Monday 19 July 2010

Just your typical Glasgow Fair Monday


I have a view of a hotel from my office window. It’s the hotel above the railway station, behind the car park, with a view of the motorway.

In the underpass ‘plaza’ directly below it, with its handful of small businesses, there is a lapdance club. And a cafĂ© that will sell you things fried and wrapped in cheap white rolls as light and unreal as the cotton wool clouds on a children’s collage. It is not an upmarket hotel.

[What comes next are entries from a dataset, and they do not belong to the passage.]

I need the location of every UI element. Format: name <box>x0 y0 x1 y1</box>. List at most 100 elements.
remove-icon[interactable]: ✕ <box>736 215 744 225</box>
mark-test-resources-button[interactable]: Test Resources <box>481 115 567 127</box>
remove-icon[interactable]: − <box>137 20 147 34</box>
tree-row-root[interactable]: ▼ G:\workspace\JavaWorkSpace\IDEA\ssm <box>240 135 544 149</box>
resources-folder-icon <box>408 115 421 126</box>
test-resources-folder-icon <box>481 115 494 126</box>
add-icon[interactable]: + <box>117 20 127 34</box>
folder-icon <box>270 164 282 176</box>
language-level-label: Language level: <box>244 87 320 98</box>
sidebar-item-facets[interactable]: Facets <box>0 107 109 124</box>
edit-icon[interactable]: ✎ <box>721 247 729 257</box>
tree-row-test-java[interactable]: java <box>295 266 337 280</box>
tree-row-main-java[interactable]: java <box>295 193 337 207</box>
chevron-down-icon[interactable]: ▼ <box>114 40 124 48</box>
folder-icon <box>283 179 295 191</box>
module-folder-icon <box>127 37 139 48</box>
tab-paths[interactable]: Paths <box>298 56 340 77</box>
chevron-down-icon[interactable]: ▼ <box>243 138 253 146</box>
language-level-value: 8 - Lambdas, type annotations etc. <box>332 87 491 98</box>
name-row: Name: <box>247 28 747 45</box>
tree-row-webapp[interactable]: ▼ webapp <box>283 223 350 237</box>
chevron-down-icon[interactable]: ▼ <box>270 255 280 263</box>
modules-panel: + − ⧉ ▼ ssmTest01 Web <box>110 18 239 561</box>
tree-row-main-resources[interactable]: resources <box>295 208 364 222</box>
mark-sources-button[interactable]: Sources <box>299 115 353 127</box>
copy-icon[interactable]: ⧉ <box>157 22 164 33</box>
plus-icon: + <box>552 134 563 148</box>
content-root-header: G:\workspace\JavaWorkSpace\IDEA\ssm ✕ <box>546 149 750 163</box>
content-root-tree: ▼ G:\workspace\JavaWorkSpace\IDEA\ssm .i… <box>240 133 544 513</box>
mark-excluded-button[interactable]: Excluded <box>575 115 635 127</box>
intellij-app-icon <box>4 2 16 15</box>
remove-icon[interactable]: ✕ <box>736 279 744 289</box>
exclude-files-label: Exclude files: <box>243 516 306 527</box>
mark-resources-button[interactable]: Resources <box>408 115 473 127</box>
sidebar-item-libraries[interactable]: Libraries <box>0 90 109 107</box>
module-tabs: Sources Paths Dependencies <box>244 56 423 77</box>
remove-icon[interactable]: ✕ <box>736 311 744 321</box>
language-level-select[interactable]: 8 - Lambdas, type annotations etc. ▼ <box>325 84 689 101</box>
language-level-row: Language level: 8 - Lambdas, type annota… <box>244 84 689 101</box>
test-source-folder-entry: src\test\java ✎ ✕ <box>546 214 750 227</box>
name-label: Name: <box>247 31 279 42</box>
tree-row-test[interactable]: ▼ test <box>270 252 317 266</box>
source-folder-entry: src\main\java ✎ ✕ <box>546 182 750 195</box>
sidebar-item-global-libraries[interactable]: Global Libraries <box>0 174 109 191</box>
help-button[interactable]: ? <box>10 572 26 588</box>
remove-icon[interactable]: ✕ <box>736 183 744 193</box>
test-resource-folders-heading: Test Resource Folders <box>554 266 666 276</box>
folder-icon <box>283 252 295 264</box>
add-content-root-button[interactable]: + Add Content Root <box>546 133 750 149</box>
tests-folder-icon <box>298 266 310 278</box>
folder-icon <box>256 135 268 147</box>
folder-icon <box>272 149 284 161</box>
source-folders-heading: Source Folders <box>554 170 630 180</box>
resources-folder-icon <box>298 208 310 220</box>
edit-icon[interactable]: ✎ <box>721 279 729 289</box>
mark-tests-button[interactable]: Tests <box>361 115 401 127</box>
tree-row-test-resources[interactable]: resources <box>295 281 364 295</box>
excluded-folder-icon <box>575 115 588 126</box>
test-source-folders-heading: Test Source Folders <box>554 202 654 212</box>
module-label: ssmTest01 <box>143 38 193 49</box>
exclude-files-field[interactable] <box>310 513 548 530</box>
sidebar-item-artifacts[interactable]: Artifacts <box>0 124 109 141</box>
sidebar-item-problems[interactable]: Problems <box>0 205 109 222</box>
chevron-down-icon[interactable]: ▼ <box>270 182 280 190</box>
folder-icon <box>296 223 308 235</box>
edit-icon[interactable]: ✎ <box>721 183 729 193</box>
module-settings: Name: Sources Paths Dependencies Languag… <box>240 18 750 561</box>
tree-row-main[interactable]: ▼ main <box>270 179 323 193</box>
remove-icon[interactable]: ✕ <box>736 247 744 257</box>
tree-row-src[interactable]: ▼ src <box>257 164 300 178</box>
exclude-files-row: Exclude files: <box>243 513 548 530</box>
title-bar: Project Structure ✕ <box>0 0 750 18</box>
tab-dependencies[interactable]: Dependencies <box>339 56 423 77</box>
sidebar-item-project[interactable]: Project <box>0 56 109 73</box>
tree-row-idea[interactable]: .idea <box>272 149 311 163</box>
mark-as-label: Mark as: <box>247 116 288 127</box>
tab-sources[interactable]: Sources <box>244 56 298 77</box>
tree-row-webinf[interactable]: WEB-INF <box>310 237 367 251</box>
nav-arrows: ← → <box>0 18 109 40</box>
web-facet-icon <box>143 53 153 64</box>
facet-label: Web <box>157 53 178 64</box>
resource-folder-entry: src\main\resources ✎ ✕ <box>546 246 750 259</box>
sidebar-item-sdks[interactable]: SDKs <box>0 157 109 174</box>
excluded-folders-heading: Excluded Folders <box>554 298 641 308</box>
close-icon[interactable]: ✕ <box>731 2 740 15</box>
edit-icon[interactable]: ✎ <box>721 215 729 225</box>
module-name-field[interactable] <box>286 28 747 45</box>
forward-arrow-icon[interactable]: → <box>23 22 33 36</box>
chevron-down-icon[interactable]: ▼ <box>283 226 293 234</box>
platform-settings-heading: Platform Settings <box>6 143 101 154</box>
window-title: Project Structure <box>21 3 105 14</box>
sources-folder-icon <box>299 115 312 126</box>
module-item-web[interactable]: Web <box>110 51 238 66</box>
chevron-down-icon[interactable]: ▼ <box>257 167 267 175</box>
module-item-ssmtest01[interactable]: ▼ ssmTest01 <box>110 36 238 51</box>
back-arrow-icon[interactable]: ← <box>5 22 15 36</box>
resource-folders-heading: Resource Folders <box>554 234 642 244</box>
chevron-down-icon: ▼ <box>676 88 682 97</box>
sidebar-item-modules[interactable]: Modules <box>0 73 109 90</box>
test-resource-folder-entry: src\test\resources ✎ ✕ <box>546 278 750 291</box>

There is currently a man standing at one of the windows – four from the top, third from the left – and he is naked and masturbating. I’m struggling to imagine what it is that he could possibly be excited about in the view of the top storey of a 1980’s concrete-slabbed car park or the slightly grubby exterior of the ex-school building that houses the office I work in but, to be fair to him; he does not seem that passionate.

The curtain at the window is giving him bother. There seems to be a fault, as it keeps falling across the window – he can’t arrange it to his liking and has to keep stopping to push it back. Or possibly it’s the weather that’s troubling him. Dank and drizzling, with the sky the colour of grubby, sweat-stained sheets. That old Glasgow welcome.

Perhaps he is in town for some unwelcome task, or a boring meeting. Maybe it’s thoughts of quarterly figures and budgets that are making his hand listless, his enthusiasm limp.

Or, can he see us looking back at him? Are there more watching him from the other windows he can see? Is performing for a bored, disinterested audience not the pick-me-up he expected?

He’s turned away from the window now and the curtain, free from interference, creeps lankly down again, leaving a slight gap. I idly wonder if I would hear him sigh if I was in the room, and then go back to trying to decide what to have for lunch.